Las regiones de Asia Central no fueron meros espacios de tránsito, sino verdaderos campos de experiencia cultural en los que el budismo experimentó profundas transformaciones. Su ubicación estratégica en la intersección de civilizaciones india, persa, helenística y nómada permitió un rico intercambio de ideas y prácticas religiosas. La Ruta de la Seda actuó como un sistema nervioso cultural por el que comerciantes, monjes viajeros y embajadores transportaban no solo mercancías, sino también arte, filosofía y espiritualidad, convirtiendo los monasterios budistas en centros de conocimiento cosmopolita. Figuras como Kumārajīva, aunque posteriores, ejemplifican cómo estos intercambios dieron lugar a traducciones clave del sánscrito al chino, lo que enriqueció la doctrina budista.

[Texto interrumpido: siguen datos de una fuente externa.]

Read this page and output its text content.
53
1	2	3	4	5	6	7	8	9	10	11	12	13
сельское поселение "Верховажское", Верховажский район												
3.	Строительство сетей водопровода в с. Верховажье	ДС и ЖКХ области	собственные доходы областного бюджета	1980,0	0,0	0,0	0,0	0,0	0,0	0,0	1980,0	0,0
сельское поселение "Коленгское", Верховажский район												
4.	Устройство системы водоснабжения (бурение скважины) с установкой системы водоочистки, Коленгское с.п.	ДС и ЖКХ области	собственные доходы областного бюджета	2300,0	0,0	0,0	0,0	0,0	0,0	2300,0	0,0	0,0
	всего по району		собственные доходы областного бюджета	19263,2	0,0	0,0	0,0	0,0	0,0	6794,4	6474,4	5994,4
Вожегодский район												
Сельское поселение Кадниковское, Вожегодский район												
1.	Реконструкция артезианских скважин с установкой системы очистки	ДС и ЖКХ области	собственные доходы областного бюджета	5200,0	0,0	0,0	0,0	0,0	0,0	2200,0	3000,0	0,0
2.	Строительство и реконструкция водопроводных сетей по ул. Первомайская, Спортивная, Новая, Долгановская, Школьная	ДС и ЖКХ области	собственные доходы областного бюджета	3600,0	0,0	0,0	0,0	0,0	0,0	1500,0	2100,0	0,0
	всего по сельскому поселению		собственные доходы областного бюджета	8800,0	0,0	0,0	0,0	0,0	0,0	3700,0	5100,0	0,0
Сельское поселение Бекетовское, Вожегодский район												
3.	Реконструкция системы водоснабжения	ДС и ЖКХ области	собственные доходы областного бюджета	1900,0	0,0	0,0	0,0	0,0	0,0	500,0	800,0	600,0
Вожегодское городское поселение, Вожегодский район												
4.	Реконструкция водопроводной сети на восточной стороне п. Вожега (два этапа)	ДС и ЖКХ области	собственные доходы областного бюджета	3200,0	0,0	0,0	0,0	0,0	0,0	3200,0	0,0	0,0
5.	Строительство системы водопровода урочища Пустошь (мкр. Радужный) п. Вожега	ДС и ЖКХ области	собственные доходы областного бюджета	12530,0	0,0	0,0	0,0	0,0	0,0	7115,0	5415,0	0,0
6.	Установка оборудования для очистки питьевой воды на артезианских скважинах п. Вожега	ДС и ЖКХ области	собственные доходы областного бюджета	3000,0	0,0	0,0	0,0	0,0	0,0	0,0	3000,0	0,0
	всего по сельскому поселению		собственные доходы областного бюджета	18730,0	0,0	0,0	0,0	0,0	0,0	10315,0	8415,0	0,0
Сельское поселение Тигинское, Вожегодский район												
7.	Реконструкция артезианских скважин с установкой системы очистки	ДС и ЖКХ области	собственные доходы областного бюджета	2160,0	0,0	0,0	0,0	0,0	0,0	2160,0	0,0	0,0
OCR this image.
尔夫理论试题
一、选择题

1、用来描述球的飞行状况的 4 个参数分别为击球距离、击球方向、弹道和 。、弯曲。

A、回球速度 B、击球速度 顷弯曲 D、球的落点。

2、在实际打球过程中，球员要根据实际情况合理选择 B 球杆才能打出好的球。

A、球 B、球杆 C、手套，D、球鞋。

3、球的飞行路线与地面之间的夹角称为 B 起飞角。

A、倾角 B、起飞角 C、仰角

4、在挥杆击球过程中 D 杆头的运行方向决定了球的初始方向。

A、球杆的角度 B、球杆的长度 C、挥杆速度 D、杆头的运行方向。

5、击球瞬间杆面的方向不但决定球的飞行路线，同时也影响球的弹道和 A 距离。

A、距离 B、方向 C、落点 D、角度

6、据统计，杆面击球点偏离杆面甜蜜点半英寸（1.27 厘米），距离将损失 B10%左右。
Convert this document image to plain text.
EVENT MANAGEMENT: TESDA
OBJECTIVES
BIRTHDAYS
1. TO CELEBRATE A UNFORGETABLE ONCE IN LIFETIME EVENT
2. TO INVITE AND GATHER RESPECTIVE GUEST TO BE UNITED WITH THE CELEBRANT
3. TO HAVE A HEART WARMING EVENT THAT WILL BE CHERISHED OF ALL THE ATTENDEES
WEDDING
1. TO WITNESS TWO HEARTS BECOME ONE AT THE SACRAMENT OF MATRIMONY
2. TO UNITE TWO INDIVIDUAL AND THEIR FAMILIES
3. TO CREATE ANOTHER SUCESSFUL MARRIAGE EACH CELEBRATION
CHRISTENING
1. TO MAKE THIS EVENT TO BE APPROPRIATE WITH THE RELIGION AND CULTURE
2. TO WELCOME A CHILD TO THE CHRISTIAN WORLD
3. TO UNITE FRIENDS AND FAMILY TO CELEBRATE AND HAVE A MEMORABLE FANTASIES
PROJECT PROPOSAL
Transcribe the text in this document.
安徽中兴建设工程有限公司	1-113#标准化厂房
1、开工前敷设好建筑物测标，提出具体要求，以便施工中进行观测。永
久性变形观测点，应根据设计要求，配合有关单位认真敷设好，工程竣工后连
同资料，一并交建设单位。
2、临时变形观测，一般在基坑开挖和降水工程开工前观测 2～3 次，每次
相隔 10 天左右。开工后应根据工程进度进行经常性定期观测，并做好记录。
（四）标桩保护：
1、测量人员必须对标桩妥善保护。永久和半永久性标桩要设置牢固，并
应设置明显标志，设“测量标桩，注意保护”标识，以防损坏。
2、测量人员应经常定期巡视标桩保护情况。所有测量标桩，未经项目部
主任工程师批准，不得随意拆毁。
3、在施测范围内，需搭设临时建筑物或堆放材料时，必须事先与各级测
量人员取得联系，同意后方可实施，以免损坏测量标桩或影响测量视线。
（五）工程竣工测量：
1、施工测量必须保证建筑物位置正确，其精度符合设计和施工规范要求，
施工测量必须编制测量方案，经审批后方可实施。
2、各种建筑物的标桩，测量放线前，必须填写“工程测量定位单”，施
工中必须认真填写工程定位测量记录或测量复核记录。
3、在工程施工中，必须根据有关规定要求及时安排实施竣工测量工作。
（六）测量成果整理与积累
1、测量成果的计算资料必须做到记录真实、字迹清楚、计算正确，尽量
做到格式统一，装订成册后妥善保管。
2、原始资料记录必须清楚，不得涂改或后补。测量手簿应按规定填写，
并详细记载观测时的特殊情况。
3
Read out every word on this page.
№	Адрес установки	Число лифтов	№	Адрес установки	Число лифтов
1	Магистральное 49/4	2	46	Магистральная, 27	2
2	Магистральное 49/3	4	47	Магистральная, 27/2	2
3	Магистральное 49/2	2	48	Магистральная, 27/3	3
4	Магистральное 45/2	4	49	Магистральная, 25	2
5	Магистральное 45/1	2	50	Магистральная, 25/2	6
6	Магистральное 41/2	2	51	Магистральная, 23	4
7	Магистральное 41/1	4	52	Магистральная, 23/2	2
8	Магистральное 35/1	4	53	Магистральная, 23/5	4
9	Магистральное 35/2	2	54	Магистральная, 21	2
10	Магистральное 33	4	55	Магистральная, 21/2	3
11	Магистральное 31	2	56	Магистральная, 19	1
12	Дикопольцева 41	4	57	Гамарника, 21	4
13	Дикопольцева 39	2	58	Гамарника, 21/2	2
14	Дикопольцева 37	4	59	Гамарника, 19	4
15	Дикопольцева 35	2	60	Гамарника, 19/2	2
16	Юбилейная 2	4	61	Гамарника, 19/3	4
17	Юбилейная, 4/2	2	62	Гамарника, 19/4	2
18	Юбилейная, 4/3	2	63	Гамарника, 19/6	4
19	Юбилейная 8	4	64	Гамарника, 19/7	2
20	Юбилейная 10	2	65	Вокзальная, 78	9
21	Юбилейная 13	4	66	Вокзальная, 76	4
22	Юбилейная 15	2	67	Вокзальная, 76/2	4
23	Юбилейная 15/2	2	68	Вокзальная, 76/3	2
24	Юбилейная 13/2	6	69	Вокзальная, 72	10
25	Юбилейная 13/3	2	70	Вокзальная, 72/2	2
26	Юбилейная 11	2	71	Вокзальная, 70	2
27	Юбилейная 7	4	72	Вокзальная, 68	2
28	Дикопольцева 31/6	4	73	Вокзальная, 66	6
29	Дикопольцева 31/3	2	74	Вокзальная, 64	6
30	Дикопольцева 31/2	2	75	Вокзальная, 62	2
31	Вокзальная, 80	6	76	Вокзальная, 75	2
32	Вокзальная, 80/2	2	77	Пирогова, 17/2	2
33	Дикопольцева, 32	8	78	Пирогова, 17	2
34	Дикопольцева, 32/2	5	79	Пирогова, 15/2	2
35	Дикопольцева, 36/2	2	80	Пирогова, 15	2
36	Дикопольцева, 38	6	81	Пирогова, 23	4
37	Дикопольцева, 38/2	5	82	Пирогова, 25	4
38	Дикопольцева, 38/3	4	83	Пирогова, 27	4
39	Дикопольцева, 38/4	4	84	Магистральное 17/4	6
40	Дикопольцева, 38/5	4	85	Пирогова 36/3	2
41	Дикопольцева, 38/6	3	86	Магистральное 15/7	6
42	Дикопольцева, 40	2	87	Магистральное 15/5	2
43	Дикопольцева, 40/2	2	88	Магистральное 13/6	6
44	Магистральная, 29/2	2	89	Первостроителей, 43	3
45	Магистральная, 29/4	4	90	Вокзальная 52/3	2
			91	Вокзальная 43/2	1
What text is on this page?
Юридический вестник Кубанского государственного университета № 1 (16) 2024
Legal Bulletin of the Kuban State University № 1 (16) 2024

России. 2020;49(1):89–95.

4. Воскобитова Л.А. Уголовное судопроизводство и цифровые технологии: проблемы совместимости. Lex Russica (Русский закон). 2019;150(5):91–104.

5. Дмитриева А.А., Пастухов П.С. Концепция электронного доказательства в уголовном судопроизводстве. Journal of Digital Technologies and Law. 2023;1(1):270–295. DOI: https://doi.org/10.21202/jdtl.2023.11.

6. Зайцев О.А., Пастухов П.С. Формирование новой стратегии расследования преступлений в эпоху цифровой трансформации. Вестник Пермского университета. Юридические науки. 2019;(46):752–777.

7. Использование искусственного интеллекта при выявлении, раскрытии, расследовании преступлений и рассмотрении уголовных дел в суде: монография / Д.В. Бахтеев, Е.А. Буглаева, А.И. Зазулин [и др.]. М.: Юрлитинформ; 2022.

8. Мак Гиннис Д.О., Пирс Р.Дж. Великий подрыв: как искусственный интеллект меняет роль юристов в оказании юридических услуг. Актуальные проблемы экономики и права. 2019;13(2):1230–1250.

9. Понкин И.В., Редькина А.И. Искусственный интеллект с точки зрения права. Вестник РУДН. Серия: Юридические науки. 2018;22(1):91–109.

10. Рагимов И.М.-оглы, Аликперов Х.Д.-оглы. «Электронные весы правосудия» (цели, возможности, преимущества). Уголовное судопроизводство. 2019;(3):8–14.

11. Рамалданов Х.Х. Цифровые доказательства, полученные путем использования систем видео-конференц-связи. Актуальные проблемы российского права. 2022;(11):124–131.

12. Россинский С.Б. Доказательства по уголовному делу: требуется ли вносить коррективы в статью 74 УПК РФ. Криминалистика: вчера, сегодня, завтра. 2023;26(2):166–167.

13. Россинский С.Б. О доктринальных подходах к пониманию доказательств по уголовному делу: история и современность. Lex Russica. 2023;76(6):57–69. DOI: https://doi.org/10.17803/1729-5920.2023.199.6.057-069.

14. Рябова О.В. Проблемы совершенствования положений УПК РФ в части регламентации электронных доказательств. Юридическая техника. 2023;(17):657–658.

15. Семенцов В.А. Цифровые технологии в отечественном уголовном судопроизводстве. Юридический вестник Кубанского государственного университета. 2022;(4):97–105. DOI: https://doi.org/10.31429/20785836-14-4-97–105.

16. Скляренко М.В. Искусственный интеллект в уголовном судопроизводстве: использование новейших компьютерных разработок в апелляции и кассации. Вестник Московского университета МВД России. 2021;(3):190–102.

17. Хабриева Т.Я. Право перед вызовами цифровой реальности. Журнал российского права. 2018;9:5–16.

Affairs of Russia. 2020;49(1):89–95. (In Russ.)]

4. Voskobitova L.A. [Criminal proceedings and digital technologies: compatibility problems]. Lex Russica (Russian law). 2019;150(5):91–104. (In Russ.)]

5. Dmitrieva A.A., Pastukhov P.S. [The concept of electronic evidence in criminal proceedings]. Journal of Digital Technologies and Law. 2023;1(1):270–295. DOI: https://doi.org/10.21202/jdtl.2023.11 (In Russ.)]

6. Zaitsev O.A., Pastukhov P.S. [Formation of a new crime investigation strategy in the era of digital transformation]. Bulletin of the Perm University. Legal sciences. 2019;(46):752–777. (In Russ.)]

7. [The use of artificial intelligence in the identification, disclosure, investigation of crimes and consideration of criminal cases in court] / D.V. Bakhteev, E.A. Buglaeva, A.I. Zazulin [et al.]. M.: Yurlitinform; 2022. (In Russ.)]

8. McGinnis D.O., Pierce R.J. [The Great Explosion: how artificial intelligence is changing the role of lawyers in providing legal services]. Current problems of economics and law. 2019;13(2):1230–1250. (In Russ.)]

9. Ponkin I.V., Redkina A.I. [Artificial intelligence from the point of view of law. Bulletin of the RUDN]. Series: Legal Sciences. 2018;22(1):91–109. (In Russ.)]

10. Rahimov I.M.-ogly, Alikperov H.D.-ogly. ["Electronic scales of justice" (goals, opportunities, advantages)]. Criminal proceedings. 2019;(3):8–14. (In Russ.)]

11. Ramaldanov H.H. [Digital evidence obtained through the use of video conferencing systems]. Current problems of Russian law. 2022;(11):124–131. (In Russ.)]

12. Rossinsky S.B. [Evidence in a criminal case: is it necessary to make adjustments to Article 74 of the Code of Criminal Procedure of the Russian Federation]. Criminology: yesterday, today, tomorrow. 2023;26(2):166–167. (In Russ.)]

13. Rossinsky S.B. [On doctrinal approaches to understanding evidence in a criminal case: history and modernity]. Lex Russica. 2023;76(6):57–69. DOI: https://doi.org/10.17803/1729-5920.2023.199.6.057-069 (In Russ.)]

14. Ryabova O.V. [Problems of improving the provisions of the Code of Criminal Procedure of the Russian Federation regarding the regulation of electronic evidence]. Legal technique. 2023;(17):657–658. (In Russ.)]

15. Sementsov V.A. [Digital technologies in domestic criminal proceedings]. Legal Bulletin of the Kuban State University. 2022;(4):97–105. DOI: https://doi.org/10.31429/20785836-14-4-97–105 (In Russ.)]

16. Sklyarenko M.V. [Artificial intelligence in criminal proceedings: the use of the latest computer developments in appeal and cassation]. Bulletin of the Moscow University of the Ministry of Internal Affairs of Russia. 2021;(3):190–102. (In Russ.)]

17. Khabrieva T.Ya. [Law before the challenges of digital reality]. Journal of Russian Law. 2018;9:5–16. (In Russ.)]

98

Las comunidades budistas de Asia Central reinterpretaron activamente el budismo, traduciendo textos a lenguas locales como el sogdiano, el bactriano y el khotanés. Este proceso implicaba más que la traducción literal: suponía una reelaboración conceptual que enriquecía la doctrina original. En Gandhāra se desarrolló un estilo artístico único que fusionaba elementos grecorromanos con la iconografía budista, creando esculturas del Buda con rasgos occidentalizantes mediante técnicas helenísticas, lo que constituye un testimonio de esta extraordinaria síntesis cultural. Esta adaptabilidad fue fundamental para preparar el budismo para su expansión hacia China, donde interactuaría con el confucianismo y el taoísmo, y se transformaría en formas propias, como el budismo chan (zen).
II - El dominio militar, político y cultural de la Ruta de la Seda en el siglo I e.c.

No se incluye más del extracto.